Design: A retrospective study.
Setting: Eye Ward, Queen Elizabeth Central Hospital (QECH), Blantyre between July and December 1997.
Subjects: Case notes of 299 patients aged six months to 84 years with cataracts were studied.
Results: Over 90% of the patients were referred from all ten district hospitals in the southern region. Of the 647 patients admitted in the Eye Ward, 299 patients (46.2%) had cataracts - 206 (68.8%) males and 93 females (31.1%). Bilateral cataracts accounted for 61.9%; 22.4% were on the left eye and 15.7% on the right eye. Senility was the leading cause of cataracts in adults, being commonest among unskilled (48.8%) compared to skilled (15.1%) patients, but in children congenital cataracts (53.7%) were the most common.

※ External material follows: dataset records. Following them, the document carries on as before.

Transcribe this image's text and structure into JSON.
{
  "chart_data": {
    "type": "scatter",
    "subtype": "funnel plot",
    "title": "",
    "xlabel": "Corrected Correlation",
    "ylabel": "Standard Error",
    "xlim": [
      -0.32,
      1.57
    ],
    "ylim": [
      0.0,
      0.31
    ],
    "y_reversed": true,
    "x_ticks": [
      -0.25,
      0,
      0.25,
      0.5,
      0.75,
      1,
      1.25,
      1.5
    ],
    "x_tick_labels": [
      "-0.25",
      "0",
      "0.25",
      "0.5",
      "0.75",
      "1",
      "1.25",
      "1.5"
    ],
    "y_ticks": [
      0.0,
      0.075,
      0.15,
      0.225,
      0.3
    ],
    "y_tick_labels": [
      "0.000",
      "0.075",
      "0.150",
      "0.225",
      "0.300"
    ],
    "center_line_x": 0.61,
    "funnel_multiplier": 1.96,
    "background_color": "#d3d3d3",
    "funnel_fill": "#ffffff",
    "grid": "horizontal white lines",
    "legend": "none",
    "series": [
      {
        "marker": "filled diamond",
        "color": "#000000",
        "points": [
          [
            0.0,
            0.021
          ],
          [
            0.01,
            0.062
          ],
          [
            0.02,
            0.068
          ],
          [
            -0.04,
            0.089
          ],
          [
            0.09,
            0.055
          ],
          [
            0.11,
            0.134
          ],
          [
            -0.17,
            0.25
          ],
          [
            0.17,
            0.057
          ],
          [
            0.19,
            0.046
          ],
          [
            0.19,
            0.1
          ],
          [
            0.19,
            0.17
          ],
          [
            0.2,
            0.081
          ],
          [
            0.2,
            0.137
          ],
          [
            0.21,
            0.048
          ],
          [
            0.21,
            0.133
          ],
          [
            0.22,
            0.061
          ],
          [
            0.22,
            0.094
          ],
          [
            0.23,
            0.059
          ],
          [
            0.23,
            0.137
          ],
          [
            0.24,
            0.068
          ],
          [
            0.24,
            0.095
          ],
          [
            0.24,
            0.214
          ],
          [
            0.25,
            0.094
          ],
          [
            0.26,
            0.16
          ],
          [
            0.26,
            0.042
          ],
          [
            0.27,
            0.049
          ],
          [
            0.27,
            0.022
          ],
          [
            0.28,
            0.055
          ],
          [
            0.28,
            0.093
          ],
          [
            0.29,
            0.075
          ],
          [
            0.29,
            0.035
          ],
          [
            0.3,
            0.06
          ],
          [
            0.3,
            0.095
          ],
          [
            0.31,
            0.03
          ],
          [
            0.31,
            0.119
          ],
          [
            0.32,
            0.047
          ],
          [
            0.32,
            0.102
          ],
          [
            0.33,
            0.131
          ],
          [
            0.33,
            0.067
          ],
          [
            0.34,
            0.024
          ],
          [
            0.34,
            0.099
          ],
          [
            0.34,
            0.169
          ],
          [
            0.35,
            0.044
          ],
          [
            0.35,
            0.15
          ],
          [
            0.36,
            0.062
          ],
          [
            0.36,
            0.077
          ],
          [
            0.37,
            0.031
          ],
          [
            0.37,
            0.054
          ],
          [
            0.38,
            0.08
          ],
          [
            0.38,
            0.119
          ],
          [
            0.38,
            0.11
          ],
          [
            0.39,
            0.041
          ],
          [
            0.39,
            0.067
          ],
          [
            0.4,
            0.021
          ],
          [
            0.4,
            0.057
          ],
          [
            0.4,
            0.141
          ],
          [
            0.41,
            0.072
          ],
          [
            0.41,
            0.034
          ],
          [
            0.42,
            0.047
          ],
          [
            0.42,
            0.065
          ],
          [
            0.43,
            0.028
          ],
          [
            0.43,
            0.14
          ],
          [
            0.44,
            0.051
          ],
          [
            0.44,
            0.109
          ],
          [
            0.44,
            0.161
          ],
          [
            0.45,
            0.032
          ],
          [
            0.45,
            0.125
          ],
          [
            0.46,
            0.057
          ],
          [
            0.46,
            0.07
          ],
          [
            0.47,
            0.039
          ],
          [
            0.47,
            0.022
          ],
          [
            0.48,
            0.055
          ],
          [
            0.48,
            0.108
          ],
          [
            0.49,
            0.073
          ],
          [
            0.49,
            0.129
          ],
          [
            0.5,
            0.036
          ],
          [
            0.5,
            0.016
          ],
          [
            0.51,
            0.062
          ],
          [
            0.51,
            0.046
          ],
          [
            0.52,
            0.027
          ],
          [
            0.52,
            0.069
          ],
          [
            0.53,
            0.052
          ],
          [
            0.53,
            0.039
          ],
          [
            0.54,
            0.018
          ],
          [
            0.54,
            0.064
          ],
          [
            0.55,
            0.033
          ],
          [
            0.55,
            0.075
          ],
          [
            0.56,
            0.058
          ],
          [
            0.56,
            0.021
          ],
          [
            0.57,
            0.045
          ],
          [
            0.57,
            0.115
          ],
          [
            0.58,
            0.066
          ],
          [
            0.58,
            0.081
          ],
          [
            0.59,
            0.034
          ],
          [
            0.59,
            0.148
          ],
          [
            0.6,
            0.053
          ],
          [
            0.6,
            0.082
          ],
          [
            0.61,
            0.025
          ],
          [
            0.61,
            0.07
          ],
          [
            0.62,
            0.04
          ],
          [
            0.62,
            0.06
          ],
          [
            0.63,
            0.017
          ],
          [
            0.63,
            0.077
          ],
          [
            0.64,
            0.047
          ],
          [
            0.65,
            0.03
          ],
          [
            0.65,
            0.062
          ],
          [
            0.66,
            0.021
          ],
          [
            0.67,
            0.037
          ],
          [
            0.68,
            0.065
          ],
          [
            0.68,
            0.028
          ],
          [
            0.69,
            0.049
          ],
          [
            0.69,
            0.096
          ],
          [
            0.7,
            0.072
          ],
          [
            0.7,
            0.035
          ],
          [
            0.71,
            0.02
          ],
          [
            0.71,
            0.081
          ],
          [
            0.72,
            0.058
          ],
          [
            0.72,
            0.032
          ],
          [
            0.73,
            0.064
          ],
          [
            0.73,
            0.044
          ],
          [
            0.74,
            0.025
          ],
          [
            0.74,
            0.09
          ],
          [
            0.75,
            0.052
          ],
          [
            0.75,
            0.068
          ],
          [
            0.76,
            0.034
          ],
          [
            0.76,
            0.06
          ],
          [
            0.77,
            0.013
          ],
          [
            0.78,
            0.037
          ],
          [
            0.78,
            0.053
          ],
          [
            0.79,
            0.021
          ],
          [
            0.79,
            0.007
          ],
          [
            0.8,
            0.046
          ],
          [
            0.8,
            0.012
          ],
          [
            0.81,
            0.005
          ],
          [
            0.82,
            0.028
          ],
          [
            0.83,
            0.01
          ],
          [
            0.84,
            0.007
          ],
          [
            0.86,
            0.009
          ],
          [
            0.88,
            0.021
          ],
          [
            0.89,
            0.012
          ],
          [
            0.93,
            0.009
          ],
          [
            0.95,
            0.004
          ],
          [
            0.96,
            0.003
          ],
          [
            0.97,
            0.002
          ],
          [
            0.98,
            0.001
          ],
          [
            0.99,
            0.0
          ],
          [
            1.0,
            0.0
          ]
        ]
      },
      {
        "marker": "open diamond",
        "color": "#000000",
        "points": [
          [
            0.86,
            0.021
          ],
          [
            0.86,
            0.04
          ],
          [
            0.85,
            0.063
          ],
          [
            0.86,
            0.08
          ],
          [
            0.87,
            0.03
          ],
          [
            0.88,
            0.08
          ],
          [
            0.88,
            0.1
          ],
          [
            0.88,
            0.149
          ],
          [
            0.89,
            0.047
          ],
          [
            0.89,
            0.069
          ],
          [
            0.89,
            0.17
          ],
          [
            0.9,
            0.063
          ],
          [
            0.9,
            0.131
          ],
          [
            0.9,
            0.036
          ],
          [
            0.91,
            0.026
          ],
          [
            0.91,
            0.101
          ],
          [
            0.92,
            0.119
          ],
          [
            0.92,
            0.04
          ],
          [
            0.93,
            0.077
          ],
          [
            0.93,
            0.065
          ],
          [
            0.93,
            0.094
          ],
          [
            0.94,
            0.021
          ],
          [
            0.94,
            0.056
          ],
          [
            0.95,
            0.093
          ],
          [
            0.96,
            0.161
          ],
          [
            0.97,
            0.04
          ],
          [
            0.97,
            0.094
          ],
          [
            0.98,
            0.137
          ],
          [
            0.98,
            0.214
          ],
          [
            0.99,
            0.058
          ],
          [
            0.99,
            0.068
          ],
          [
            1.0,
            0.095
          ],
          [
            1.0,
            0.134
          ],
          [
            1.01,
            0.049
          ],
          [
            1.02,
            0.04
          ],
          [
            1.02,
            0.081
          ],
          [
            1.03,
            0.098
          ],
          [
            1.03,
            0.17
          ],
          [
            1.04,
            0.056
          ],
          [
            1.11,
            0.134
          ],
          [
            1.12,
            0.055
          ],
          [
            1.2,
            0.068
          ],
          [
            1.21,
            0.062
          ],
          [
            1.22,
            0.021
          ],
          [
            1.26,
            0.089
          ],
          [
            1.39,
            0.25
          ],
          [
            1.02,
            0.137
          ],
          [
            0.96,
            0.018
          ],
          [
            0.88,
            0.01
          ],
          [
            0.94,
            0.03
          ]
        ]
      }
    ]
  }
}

Conclusion: Cataracts accounted for nearly half the admissions in the eye ward. Laterality is reported probably for the first time in Central Africa - bilateral cataracts being more common than unilateral ones, and the leading cause of cataracts in adults was senility
whereas congenital cataracts were commoner in children. The prevalence increased with age, males being affected more than females. These findings suggest cataracts as the leading cause of blindness. Community-based studies to determine the prevalence and
profile of cataracts are recommended.